In the past, wall poster campaigns have signaled debate at the top of the Communist Party over new policies. Analysts have predicted a new meeting soon of the Central Committee to decide its attitude toward the 1976 resolutions, toward the position of Hua in the party and government and toward free public expression. The committee might also have to decide other issues such as how rapidly to expand foreign trade and whether to train a scientific elite, policies that Mao did not entirely approve of.
The outpouring of wall posters, may indicate that the leadership is unable to impose discipline on dissidents because it has not yet decided its own policy.

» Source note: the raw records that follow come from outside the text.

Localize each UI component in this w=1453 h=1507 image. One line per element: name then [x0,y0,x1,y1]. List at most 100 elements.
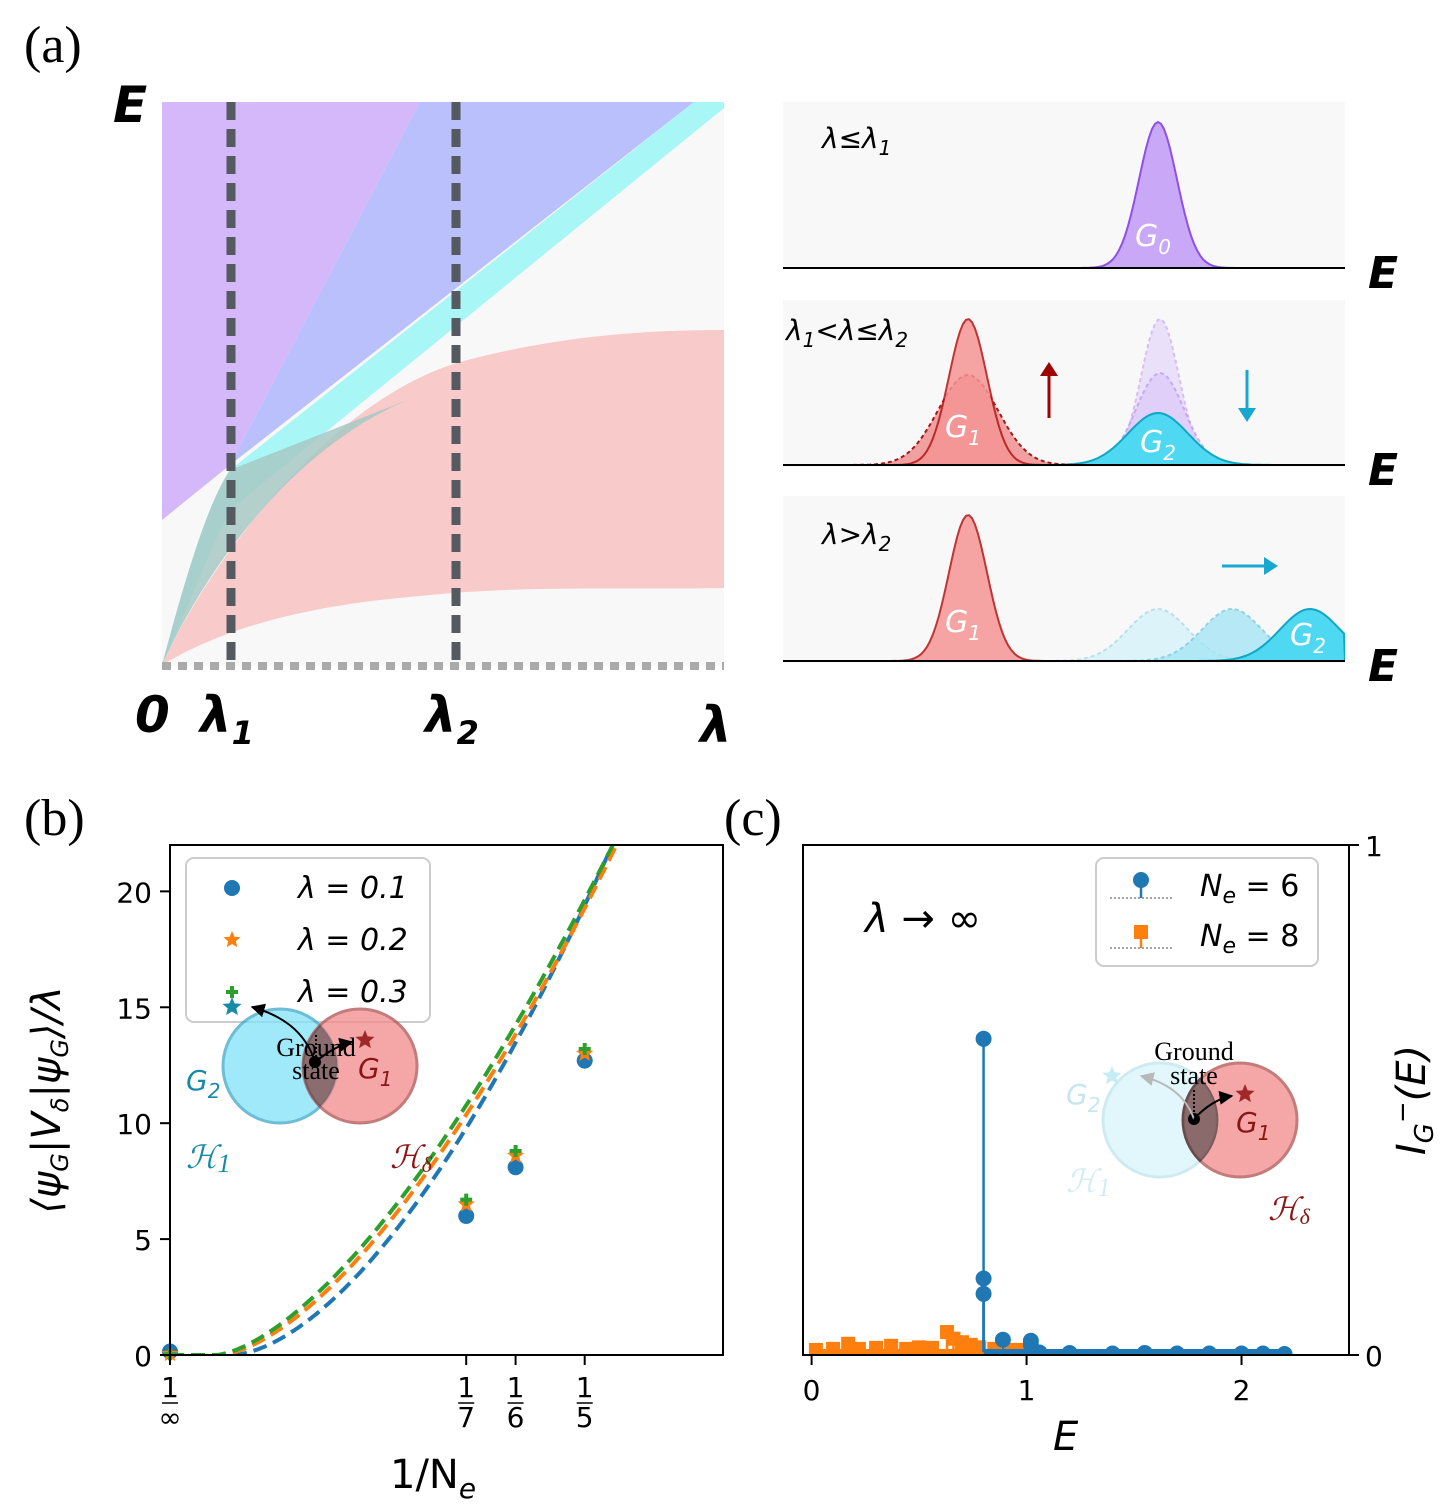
peak-g2-label: G2 [1140,425,1176,465]
y-tick-label-15: 15 [116,992,152,1025]
g2-star-icon [222,997,242,1016]
x-tick-numerator-3: 1 [576,1371,594,1404]
panel-c-frame [802,844,1350,1356]
peak-g1-label: G1 [945,410,981,450]
x-tick-numerator-1: 1 [457,1371,475,1404]
legend-label-ne8: Ne = 8 [1200,919,1299,959]
peak-g2-label: G2 [1290,618,1326,658]
data-point-series-1-2 [458,1207,475,1224]
x-tick-denominator-2: 6 [507,1401,525,1434]
stem-head-series-1-2 [975,1270,992,1287]
peak-g1-label: G1 [945,605,981,645]
data-point-series-3-3 [509,1145,522,1157]
stem-head-series-1-1 [975,1030,992,1047]
panel-b-label: (b) [24,790,85,847]
inset-c-g1-label: G1 [1236,1106,1270,1145]
x-tick-label-0: 0 [803,1374,821,1407]
panel-a-label: (a) [24,17,82,74]
legend-label-ne6: Ne = 6 [1200,869,1299,909]
legend-marker-lambda-0-1 [224,880,240,896]
g1-star-icon [355,1030,375,1049]
fit-curve-series-1 [170,845,615,1355]
panel-b-y-axis-title: ⟨ψG|Vδ|ψG⟩/λ [24,986,74,1213]
stem-head-series-2-1 [808,1342,823,1355]
subplot-2-background [783,300,1345,467]
panel-a-y-axis-label: E [113,76,147,134]
ground-label-line1-c: Ground [1154,1037,1233,1066]
subplot-1-condition: λ≤λ1 [820,122,891,160]
stem-head-series-2-3 [841,1336,856,1351]
y-tick-label-1: 1 [1365,830,1383,863]
panel-b-x-axis-title: 1/Ne [390,1452,476,1505]
stem-head-series-2-2 [826,1341,841,1355]
stem-head-series-1-15 [1276,1345,1293,1355]
g2-star-icon-faded [1102,1066,1122,1085]
x-tick-denominator-0: ∞ [158,1401,181,1434]
legend-label-lambda-0-3: λ = 0.3 [296,975,408,1010]
panel-c-inset-diagram: Ground state G2 G1 ℋ1 ℋδ [1066,1037,1311,1229]
g1-star-icon [1235,1084,1255,1103]
subplot-3-condition: λ>λ2 [820,518,891,556]
data-point-series-3-2 [460,1193,473,1206]
subplot-3-energy-label: E [1368,641,1398,692]
legend-label-lambda-0-1: λ = 0.1 [296,871,408,906]
data-point-series-1-3 [507,1159,524,1176]
blue-band [230,102,694,465]
inset-b-hd-label: ℋδ [390,1139,433,1177]
legend-c-box [1095,857,1319,967]
arrow-to-g1 [1193,1090,1234,1120]
stem-head-series-1-3 [975,1285,992,1302]
panel-a-tick-zero: 0 [135,686,170,744]
down-arrow-icon [1238,408,1256,422]
panel-c-y-axis-title: IG−(E) [1388,1045,1440,1155]
panel-b-inset-diagram: Ground G2 G1 ℋ1 ℋδ [186,997,433,1178]
stem-head-series-1-9 [1104,1345,1121,1355]
stem-head-series-2-4 [851,1341,866,1355]
stem-head-series-1-12 [1201,1345,1218,1355]
lambda-infinity-label: λ → ∞ [863,896,981,942]
y-tick-label-20: 20 [116,876,152,909]
x-tick-label-1: 1 [1018,1374,1036,1407]
legend-marker-ne6 [1133,872,1149,888]
panel-a-tick-lambda1: λ1 [197,686,254,752]
stem-head-series-2-9 [924,1340,939,1355]
panel-b-frame [169,844,724,1356]
panel-a-subplot-2: λ1<λ≤λ2 G1 G2 E [783,300,1398,496]
up-arrow-icon [1040,362,1058,376]
panel-a-x-axis-label: λ [697,696,732,754]
arrow-to-g1 [314,1037,354,1063]
panel-a-subplot-3: λ>λ2 G1 G2 E [783,496,1398,692]
subplot-1-energy-label: E [1368,248,1398,299]
y-tick-label-0: 0 [1365,1340,1383,1373]
overlap-lens [302,1025,338,1107]
inset-c-h1-label: ℋ1 [1066,1163,1111,1202]
y-tick-label-5: 5 [134,1224,152,1257]
inset-c-hd-label: ℋδ [1268,1191,1311,1229]
panel-c-label: (c) [724,790,782,847]
stem-head-series-1-4 [994,1331,1011,1348]
arrow-to-g2 [250,1003,316,1063]
data-point-series-3-4 [578,1043,591,1055]
inset-b-g1-label: G1 [358,1052,392,1091]
overlap-band [162,395,420,665]
stem-head-series-2-5 [869,1340,884,1355]
faded-arrow-to-g2 [1139,1072,1195,1120]
red-band [162,330,724,665]
stem-head-series-1-13 [1233,1345,1250,1355]
right-arrow-icon [1264,557,1278,575]
legend-marker-lambda-0-3 [226,986,238,998]
panel-c-x-axis-title: E [1053,1414,1079,1460]
subplot-2-energy-label: E [1368,445,1398,496]
stem-head-series-1-8 [1061,1344,1078,1355]
subplot-1-background [783,102,1345,269]
x-tick-denominator-3: 5 [576,1401,594,1434]
legend-label-lambda-0-2: λ = 0.2 [296,923,408,958]
stem-head-series-1-11 [1169,1345,1186,1355]
inset-b-g2-label: G2 [186,1064,220,1103]
y-tick-label-0: 0 [134,1340,152,1373]
panel-c-legend: Ne = 6 Ne = 8 [1095,857,1319,967]
stem-head-series-2-8 [912,1340,927,1355]
inset-b-h1-label: ℋ1 [186,1139,231,1178]
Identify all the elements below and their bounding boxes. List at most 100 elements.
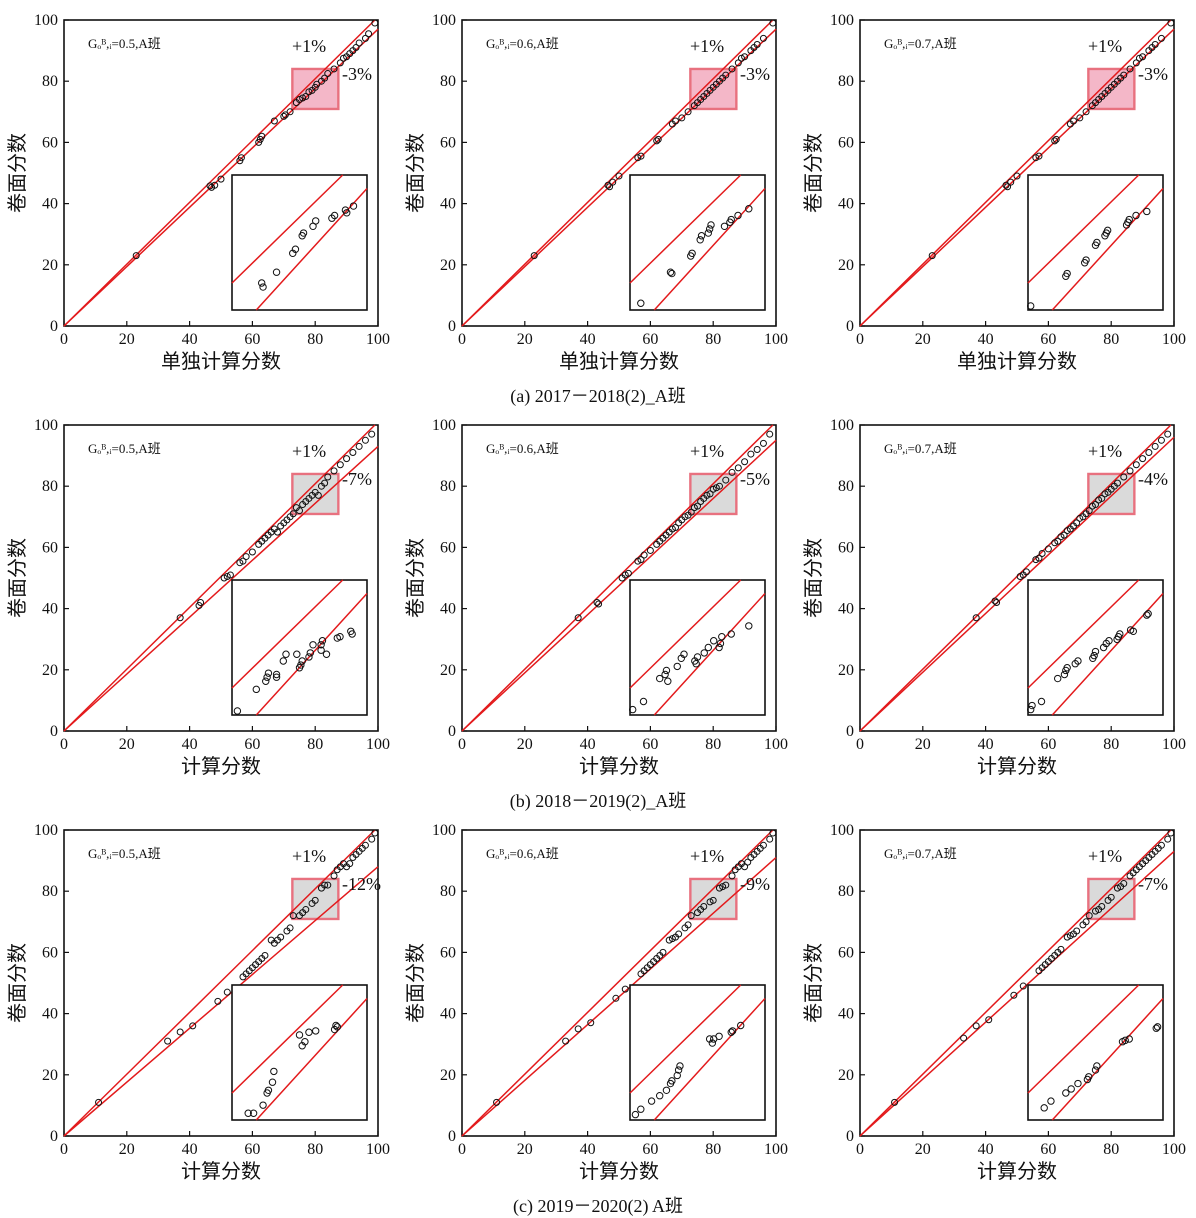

Diplomats said a few policemen stood near the crowds that read today's posters, although they seemed to be doing little more than reading the posters. One Peking resident said a crowd was briefly cleared away from a large poster in Tienanmen Square so police could photograph its contents. Few posters, no matter how controversial, have been torn down so far except for a few that vigorously defended Mao.
The Tienanmen poster, signed by eight men from Kweichow Province identifying themselves as the "Democratic forum," said: The new thinking, the great democratic and human rights to which we aspire, which we seek, have today raised their heads in the great land of China.
The poster attacking the two 1976 resolutions that purged Teng and promoted Hua said the decisions were not products of Marxism but the willful products of feudal, fascist dictatorship . . . They raped the people's will."
The poster referred to the National People's Congress, which is supposed to be in charge of appointments of top government of officials, even though it had no apparent part in Hua's 1976 appointment as premier and Teng's temporary loss of his vice premiership.
"No wonder foreigners call the National People's Congress a rubberstamp parliament. It has only its name but no real power," Pritchett quoted the poster as saying. "The two resolutions should be publicly canceled to defend the legal system."